Slowly but surely, the government and the Israel Defense Forces have begun treating Hamas as a government rather than an organization. For instance, the prime minister announced that he sees Hamas as responsible for all the terror attacks in the Gaza Strip regardless of which organization actually carried them out. That is precisely how previous prime ministers used to talk about Yasser Arafat's Palestinian Authority.
In addition, after the terror attack at the Nahal Oz terminal, Israelis began to wonder whether the IDF has lost its power to deter Hamas, a question that a country generally asks about an enemy country with which it wants to have a deterrent balance, not an organization it wants to destroy. Not coincidentally, this is the same question Israel asks about Hezbollah. That's because both Lebanon and the Palestinian Authority lack a real government or central power, like Egypt or Saudi Arabia have, that can take responsibility.
The result is that although they are organizations, both Hamas and Hezbollah can take upon themselves the job of states and threaten Israel. The problem is further compounded by these organizations' ability to complicate the relations between Israel and its neighbors. While Hezbollah can cause a war between Israel and Syria, Hamas is still more dangerous. About three months ago the organization put a gun to Israel's head, bringing on a major crisis in Israel-Egypt ties when it breached the Gaza border. Egypt did recover fairly quickly, rebuilding the border and bolstering its forces there, but how will it behave if the breach recurs and it once again finds itself facing thousands of Palestinians flooding into its territory? Will it fire at them? Will it send a few more battalions to the border, thereby violating the Camp David accords? Both possibilities endanger relations between Egypt and Israel, because even though Egypt is continuing to provide food and medicine to the Palestinians in Gaza and allowing them to cross the border to receive medical care, it sees Israel as directly and exclusively responsible for the situation in Gaza. Thus, the Egyptians feel any Egyptian-Palestinian conflict is rooted in Israel.

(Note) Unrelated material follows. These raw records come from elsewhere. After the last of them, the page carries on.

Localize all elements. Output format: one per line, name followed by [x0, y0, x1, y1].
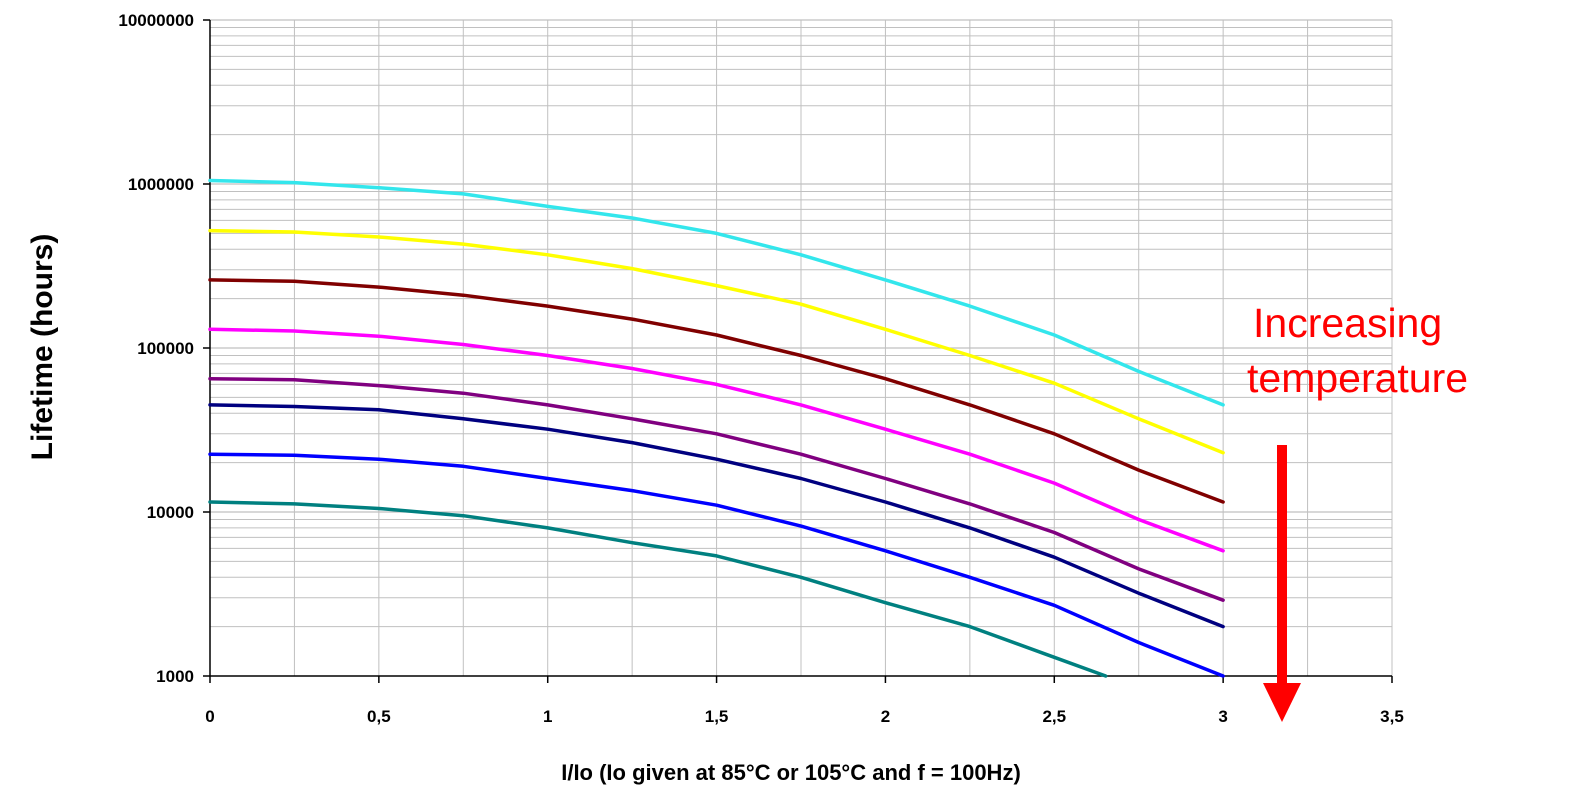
series-line-2 [208, 228, 1225, 455]
annotation-line-2: temperature [1247, 355, 1468, 401]
annotation-line-1: Increasing [1253, 300, 1442, 346]
x-tick-label: 1 [543, 707, 552, 726]
series-line-5 [208, 376, 1225, 602]
x-tick-label: 2 [881, 707, 890, 726]
axes [203, 19, 1393, 683]
grid [210, 19, 1393, 676]
tick-labels: 1000 10000 100000 1000000 10000000 0 0,5 1 1,5 2 2… [118, 11, 1403, 726]
series-line-6 [208, 403, 1225, 629]
y-tick-label: 10000000 [118, 11, 194, 30]
x-tick-label: 2,5 [1042, 707, 1066, 726]
series-line-3 [208, 278, 1225, 504]
series-line-8 [208, 500, 1108, 678]
annotation-arrow [1263, 445, 1301, 722]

In response to threats by Hamas and Islamic Jihad to breach the Gaza-Egypt border again, Egypt tried this weekend to refute Hamas' contention that all its activities are intended to lift the Israeli closure on Gaza. "The declarations by Hamas and Islamic Jihad are astounding," the Egyptian foreign ministry said in a statement. "We do not accept these declarations, and they contravene the effort that Egypt is making to lift the siege and arrive at a lull that will allow the Palestinians in Gaza to return to their normal lives." The Egyptian foreign ministry warned, "Such behavior by Hamas does not serve the Palestinian problem, but rather narrow internal interests" - in other words, it stems from internal Palestinian political problems.